Turning a passenger aircraft into a full-fledged freighter is more involving than simply removing seats. The floor has to be strengthened, a hole needs to be cut in the fuselage for a loading hatch, and weeks of additional work is required. So instead Air Canada in six days designed and implemented a solution to make three 777-300ER aircraft into hybrid or quasi freighters.
Air Canada is taking out all of the plane’s 422 economy and premium economy seats, more than doubling the floor space for cargo.
Two 777s have been converted and are flying to Tokyo and Shanghai. The final third aircraft is expected to be completed soon. Air Canada has operated 40 all-cargo flights since March 22 and plans to operate up to 20 weekly cargo-only flights with the quasi-777 freighters as well as regular 777s and 787s.
Conservative weight restrictions: Air Canada is retaining the existing aircraft cabin floor, which is designed to support seats, people and carry-on luggage – not densely stacked cargo. A full freighter conversion sees the floor strengthened to withstand heavy cargo.
Air Canada is being conservative with payload. It is allowing a maximum of 2,907 pounds in the center of one cabin section (full aircraft details are not disclosed). That area normally has 48 passenger seats, which would weigh 8,160 pounds if all of those seats were occupied by 170-pound passengers (excluding the weight of the seats and carry-on luggage).
Light weight cargo only: The weight restriction is not necessarily a problem. Air Canada says the cabin will only carry “light weight boxes containing medical equipment.”
In-demand items like face masks and protective suits are volumetric, taking up space but not much weight. A box of face masks is larger than the box an iPhone comes in, but the iPhone box weighs more. Heavier items can be carried as usual in the below-deck cargo compartments.
What keeps boxes from moving? Freight aircraft have floors designed to lock cargo containers in place. Air Canada will use restraint nets that attach to seat tracks embedded in the floor. The quasi-freight conversion work was designed and implemented by aircraft maintenance company Avianor.
Seat tracks secure passenger seats up to a 16g impact, so there is logic in using the seat tracks to restrain cargo. Boeing mooted this method in a March memo to airlines about how it was studying restraining cargo in the cabin. “This evaluation includes the analysis of cargo restraints connected directly to the seat tracks to ensure structural loads are within design limits,” Boeing said.
Height restriction: Cargo in Air Canada’s 777 cabin can only be loaded up to 62” tall, less than the 118” limit on a full freighter. The overhead bins, which are not being removed, are not the limiting factor since they are placed higher than 62”.
A safety measure is likely the restriction: the size of cargo nets, or limiting cargo height so in the event of smoke or fire, an observer can see the top of all items.
Cabin crew onboard: Who exactly is that observer? Airbus, Boeing and IATA recommend cabin crew or other observers be onboard flights where cargo is carried in the passenger cabin. Regulators from India to Singapore are mandating it, although Air Canada did not specify details about onboard observers.

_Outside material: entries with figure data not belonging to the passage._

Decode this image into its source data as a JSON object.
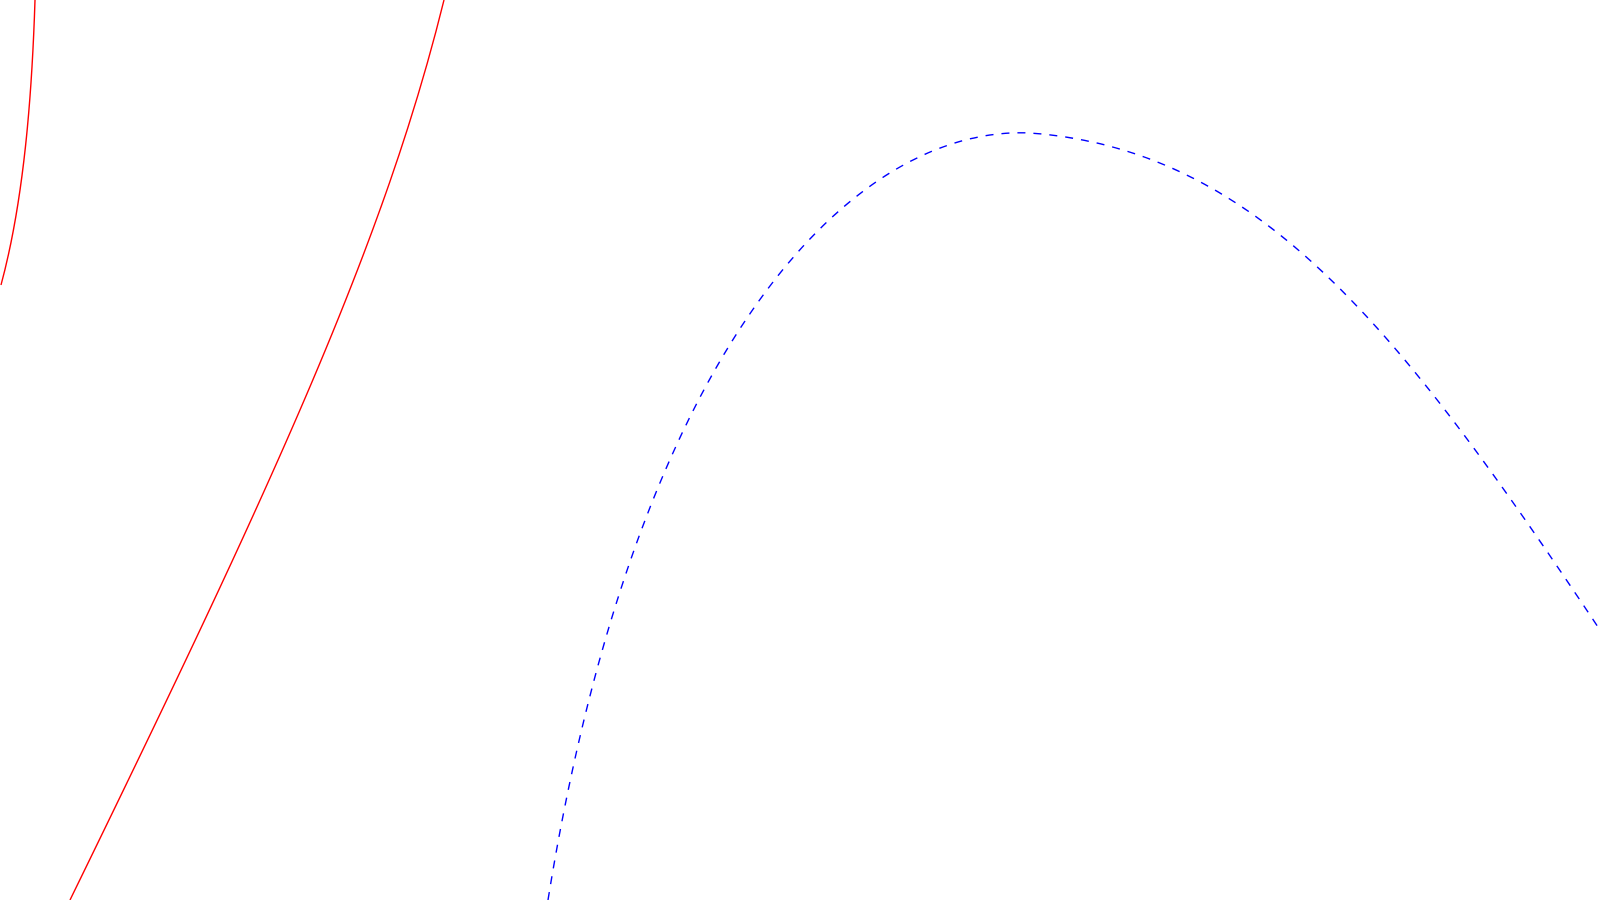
{
  "diagram": {
    "background": "#ffffff",
    "curves": [
      {
        "id": "red-curve-left",
        "style": "solid",
        "color": "#ff0000"
      },
      {
        "id": "red-curve-right",
        "style": "solid",
        "color": "#ff0000"
      },
      {
        "id": "blue-dashed-arc",
        "style": "dashed",
        "color": "#0000ff"
      }
    ]
  }
}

Lavatories have smoke detectors, as safety briefings announce. But the rest of the cabin does not, and there is no fire suppression system. So auxiliary crew – and not the pilots – need to patrol the cabin to look for any sign of danger, and address it. While passengers may ever only see flight attendants tend to hospitality matters, flight attendants are trained in firefighting and other emergency procedures.
Designated areas only: Freighter aircraft can be packed wall-to-wall with cargo containers, but Air Canada’s 777 freighter shows markings on the floor to indicate where cargo can and cannot be placed. Authorities are being cautious in ensuring there is still unobstructed access throughout the cabin even without passengers onboard.
Individual boxes: Loading will be laborious and time-consuming since boxes will have to be individually brought onboard. A trail of boxes awaited a relief flight organized by Airbus using its A350-1000 demonstrator.
No cargo hatch: Similar to containers on a shipping boat, freight is often pre-assembled onto pallets that are then loaded into the aircraft’s cargo compartment.
These pallets are typically 88” or 96” wide, too big for the cabin’s 42” wide passenger door (see comparison in the below photo). When aircraft are fully converted to freighters, the fuselage is cut open, a cargo access hatch is installed and the fuselage is sealed. That is lengthy work and largely irreversible, and Air Canada only needs a temporary solution to freight demand.
Even if a pallet could fit through door, it would be challenging to manoeuvre it around interior walls, galleys and lavatories without uninstalling those monuments. Cargo compartments are wide open, allowing for easy manoeuvring of these pallets that are 125” long.